Bug report
Debezium is not consuming data as fast as database data is being generated.
When the amount of database data is large, the time it takes for debezium to consume the data often lags behind the data generation time by tens of minutes, or even several hours.
As follows:
The database writing characteristics are shown in the figure below, and the above scenario occurs. This is only a common data writing scenario. When updating a table with a large amount of data, the debezium consumption data lags behind the data generation time by several hours.
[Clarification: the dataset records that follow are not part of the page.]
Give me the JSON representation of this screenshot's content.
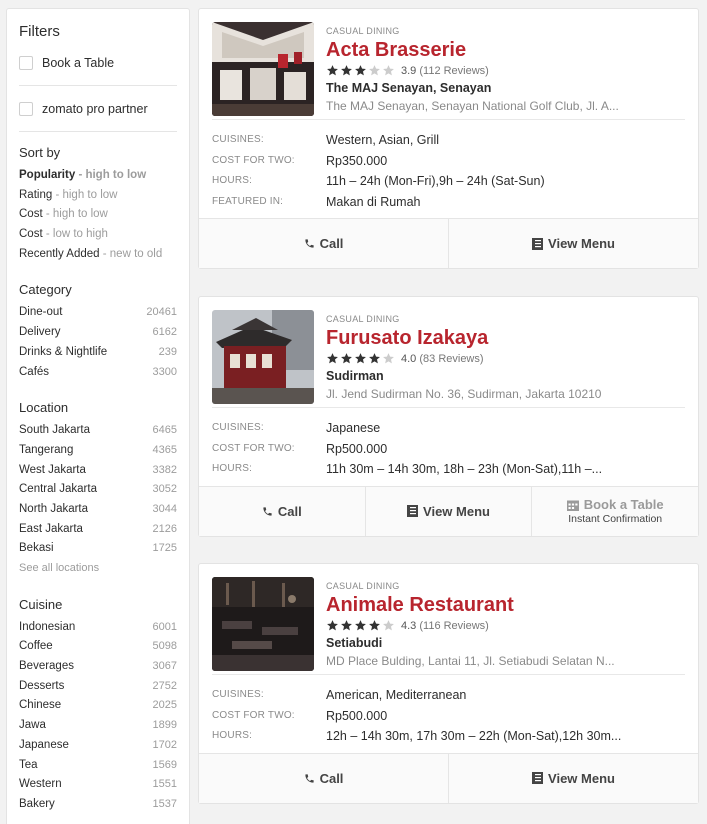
{
  "filters": {
    "title": "Filters",
    "checks": [
      "Book a Table",
      "zomato pro partner"
    ]
  },
  "sort": {
    "title": "Sort by",
    "items": [
      {
        "label": "Popularity",
        "hint": "- high to low"
      },
      {
        "label": "Rating",
        "hint": "- high to low"
      },
      {
        "label": "Cost",
        "hint": "- high to low"
      },
      {
        "label": "Cost",
        "hint": "- low to high"
      },
      {
        "label": "Recently Added",
        "hint": "- new to old"
      }
    ]
  },
  "category": {
    "title": "Category",
    "items": [
      {
        "label": "Dine-out",
        "count": "20461"
      },
      {
        "label": "Delivery",
        "count": "6162"
      },
      {
        "label": "Drinks & Nightlife",
        "count": "239"
      },
      {
        "label": "Cafés",
        "count": "3300"
      }
    ]
  },
  "location": {
    "title": "Location",
    "items": [
      {
        "label": "South Jakarta",
        "count": "6465"
      },
      {
        "label": "Tangerang",
        "count": "4365"
      },
      {
        "label": "West Jakarta",
        "count": "3382"
      },
      {
        "label": "Central Jakarta",
        "count": "3052"
      },
      {
        "label": "North Jakarta",
        "count": "3044"
      },
      {
        "label": "East Jakarta",
        "count": "2126"
      },
      {
        "label": "Bekasi",
        "count": "1725"
      }
    ],
    "see_all": "See all locations"
  },
  "cuisine": {
    "title": "Cuisine",
    "items": [
      {
        "label": "Indonesian",
        "count": "6001"
      },
      {
        "label": "Coffee",
        "count": "5098"
      },
      {
        "label": "Beverages",
        "count": "3067"
      },
      {
        "label": "Desserts",
        "count": "2752"
      },
      {
        "label": "Chinese",
        "count": "2025"
      },
      {
        "label": "Jawa",
        "count": "1899"
      },
      {
        "label": "Japanese",
        "count": "1702"
      },
      {
        "label": "Tea",
        "count": "1569"
      },
      {
        "label": "Western",
        "count": "1551"
      },
      {
        "label": "Bakery",
        "count": "1537"
      }
    ]
  },
  "labels": {
    "cuisines": "CUISINES:",
    "cost": "COST FOR TWO:",
    "hours": "HOURS:",
    "featured": "FEATURED IN:",
    "call": "Call",
    "view_menu": "View Menu",
    "book_table": "Book a Table",
    "instant": "Instant Confirmation"
  },
  "restaurants": [
    {
      "type": "CASUAL DINING",
      "name": "Acta Brasserie",
      "rating": "3.9",
      "rating_value": 3.9,
      "reviews": "(112 Reviews)",
      "locality": "The MAJ Senayan, Senayan",
      "address": "The MAJ Senayan, Senayan National Golf Club, Jl. A...",
      "cuisines": "Western, Asian, Grill",
      "cost": "Rp350.000",
      "hours": "11h – 24h (Mon-Fri),9h – 24h (Sat-Sun)",
      "featured": "Makan di Rumah"
    },
    {
      "type": "CASUAL DINING",
      "name": "Furusato Izakaya",
      "rating": "4.0",
      "rating_value": 4.0,
      "reviews": "(83 Reviews)",
      "locality": "Sudirman",
      "address": "Jl. Jend Sudirman No. 36, Sudirman, Jakarta 10210",
      "cuisines": "Japanese",
      "cost": "Rp500.000",
      "hours": "11h 30m – 14h 30m, 18h – 23h (Mon-Sat),11h –..."
    },
    {
      "type": "CASUAL DINING",
      "name": "Animale Restaurant",
      "rating": "4.3",
      "rating_value": 4.3,
      "reviews": "(116 Reviews)",
      "locality": "Setiabudi",
      "address": "MD Place Bulding, Lantai 11, Jl. Setiabudi Selatan N...",
      "cuisines": "American, Mediterranean",
      "cost": "Rp500.000",
      "hours": "12h – 14h 30m, 17h 30m – 22h (Mon-Sat),12h 30m..."
    }
  ],
  "colors": {
    "brand_red": "#b8252e",
    "star_filled": "#333333",
    "star_empty": "#cccccc"
  }
}
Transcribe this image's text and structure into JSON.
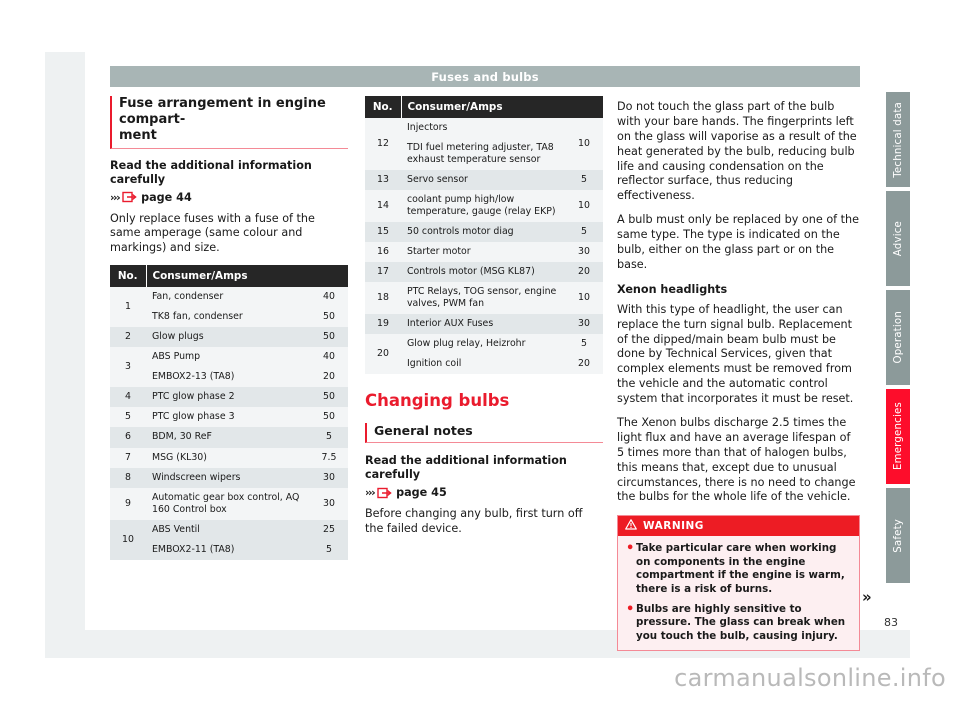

What Debezium connector do you use and what version?
<1.9.4 mysql>
What is the connector configuration?
<
{
"name": "mysql-new_fpc_prod-dd_ods_fpc_erp_binlog_prod_1h-connector",
"config":
{
"connector.class": "io.debezium.connector.mysql.MySqlConnector",
"task.max": "1",
"database.hostname": "",
"database.port": "3306",
"database.dbname": "new_fpc_prod",
"database.user": "bi_canal_prod",
"database.password": "faf;efa;g3",
"database.server.id": "163",
"database.server.name": "debezium-prod-dd_ods_fpc_erp_binlog_prod_1h",
"database.include.list": "new_fpc_prod",
"table.include.list": "new_fpc_prod.fpcs_model_hc_staff_cost_rolling_summary_area_manual,new_fpc_prod.fpcs_model_nsc_detail_batch,new_fpc_prod.fpcs_model_nsc_detail_manual,new_fpc_prod.md_function,new_fpc_prod.md_group_area_relation,new_fpc_prod.md_infrastructure_hierarchy,new_fpc_prod.md_profit_center_store,new_fpc_prod.md_uo_hierarchy_asset,new_fpc_prod.md_uo_hierarchy_expense,new_fpc_prod.region_detail_model_month,new_fpc_prod.region_detail_model_month_history,new_fpc_prod.region_detail_model_version,new_fpc_prod.ud_stock_info,new_fpc_prod.ud_uo_matrix_city_data",
"database.history.kafka.bootstrap.servers": "kafka-001:9092,kafka-002:9092,kafka-003:9092",
"database.history.kafka.topic": "history-debezium-new_fpc_prod-dd_ods_fpc_erp_binlog_prod_1h",
"database.history.producer.sasl.mechanism": "PLAIN",
"database.history.producer.security.protocol": "SASL_PLAINTEXT",
"database.history.producer.sasl.jaas.config": "org.apache.kafka.common.security.plain.PlainLoginModule required username=\"debezium\" password=\"fafafa\";",
"database.history.consumer.sasl.mechanism": "PLAIN",
"database.history.consumer.security.protocol": "SASL_PLAINTEXT",
"database.history.consumer.sasl.jaas.config": "org.apache.kafka.common.security.plain.PlainLoginModule required username=\"debezium\" password=\"fafafa\";",
"include.schema.changes": "true",
"include.query": "true",
"snapshot.locking.mode": "none",
"snapshot.mode": "schema_only",
"topic.creation.default.replication.factor": "3",
"topic.creation.default.partitions": "3",
"topic.creation.default.compression.type": "lz4",
"bigint.unsigned.handling.mode": "precise",
"database.history.store.only.captured.tables.ddl": "true",
"database.history.skip.unparseable.ddl": "true",
"inconsistent.schema.handling.mode": "warn",
"database.history.kafka.recovery.poll.interval.ms": "600000",
"database.history.kafka.recovery.attempts": "3",
"boolean.type": "io.debezium.connector.mysql.converters.TinyIntOneToBooleanConverter",
"converters": "boolean"
}
}
>
What is the captured database version and mode of depoyment?
(E.g. on-premises, with a specific cloud provider, etc.)
<Mariadb>
What behaviour do you expect?
<I hope that the value of this indicator debezium_metrics_MilliSecondsBehindSource is small, and the speed of debezium consuming data can keep up with the speed of data generation>
Feature request or enhancement
Whether debezium can control the consumption rate by adjusting parameters through concurrent processing and other capabilities, so that when the amount of data is large, the speed of debezium consumption of data will not lag too far.
I would like to express my deep gratitude for your contributions. I believe that solving this problem will make debezium more powerful and easy to use.